为了最小化撞击器对气溶胶的热转移导致的蒸发,建议对评估雾化溶液时冷却下一代撞击器(NGI)。这种方法增加了串行测试程序的测试时间。我们假设在初始长时间冷却后,可以在较短的再冷却时间后重复实验,而不会牺牲准确性。
使用连续输出(HUDSON)和呼吸增强(PARI LC Plus)雾化器(6 L/min)以 2.5 mg/3 mL 的沙丁胺醇溶液雾化至冷却至 4°C 的 NGI(内部和外部过滤器),校准至 15 L/min。比较了三种不同方案的质量中值空气动力学直径(MMAD)、几何标准偏差(GSD)、<5μm 的颗粒百分比(P%<5)和 1-3μm 的颗粒百分比(P%1-3)。所有方案(所有方案均为 90 分钟)均先进行初始冷却,然后再进行两次测量,再冷却间隔为 90 分钟和 90 分钟(方案 A)、60 分钟和 60 分钟(方案 B)或 30 分钟和 30 分钟(方案 C)。通过分光光度法(276nm)对沙丁胺醇进行稀释和测量。

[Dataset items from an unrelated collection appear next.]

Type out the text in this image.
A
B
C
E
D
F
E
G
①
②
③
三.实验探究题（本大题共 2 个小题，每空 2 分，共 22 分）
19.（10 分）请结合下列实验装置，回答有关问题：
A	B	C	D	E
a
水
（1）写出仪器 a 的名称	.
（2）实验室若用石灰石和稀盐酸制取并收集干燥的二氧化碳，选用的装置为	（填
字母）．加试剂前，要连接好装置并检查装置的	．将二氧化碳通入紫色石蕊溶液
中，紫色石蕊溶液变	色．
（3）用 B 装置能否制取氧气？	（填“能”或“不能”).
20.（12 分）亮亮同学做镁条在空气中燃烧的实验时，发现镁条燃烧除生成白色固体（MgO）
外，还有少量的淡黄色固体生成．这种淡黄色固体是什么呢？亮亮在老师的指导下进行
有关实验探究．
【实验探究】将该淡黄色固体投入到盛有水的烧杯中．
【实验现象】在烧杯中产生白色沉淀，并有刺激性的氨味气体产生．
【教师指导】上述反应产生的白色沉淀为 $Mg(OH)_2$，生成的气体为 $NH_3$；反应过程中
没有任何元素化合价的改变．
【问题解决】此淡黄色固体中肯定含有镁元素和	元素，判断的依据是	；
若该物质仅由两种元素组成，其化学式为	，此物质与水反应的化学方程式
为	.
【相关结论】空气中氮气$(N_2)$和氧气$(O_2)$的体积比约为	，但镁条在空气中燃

所有方案(n = 9)的第一次测量的 MMAD、GSD、P%<5 和 P%1-3 为:3.47 ± 0.21 μm、2.31 ± 0.07、67.3 ± 2.6%和 40 ± 2.3%(PARI)和 4.56 ± 0.35 μm、2.16 ± 0.08、54 ± 3.7%和 22.4 ± 2.8%(HUDSON)。冷却方案之间无差异(p > 0.05)。从第一次测量的百分比变化范围为:-3.9 至 +2.1%(PARI)和-4.1 至 +2.9%(HUDSON)的 MMAD;-5.6 至 +2.6%(PARI)和-4.9 至 +1.9%(HUDSON)的 GSD;0 至 +4.6%(PARI)和-3.7%至 +5.7%(HUDSON)的 P%<5;和-2.4 至 +5.2%(PARI)和-1.8 至 +4.9%(HUDSON)的 P%1-3。
NGI 确定的雾化溶液的气溶胶特性不受在初始 90 分钟后再冷却 30 或 60 分钟后对撞击器进行两次重复测量的影响。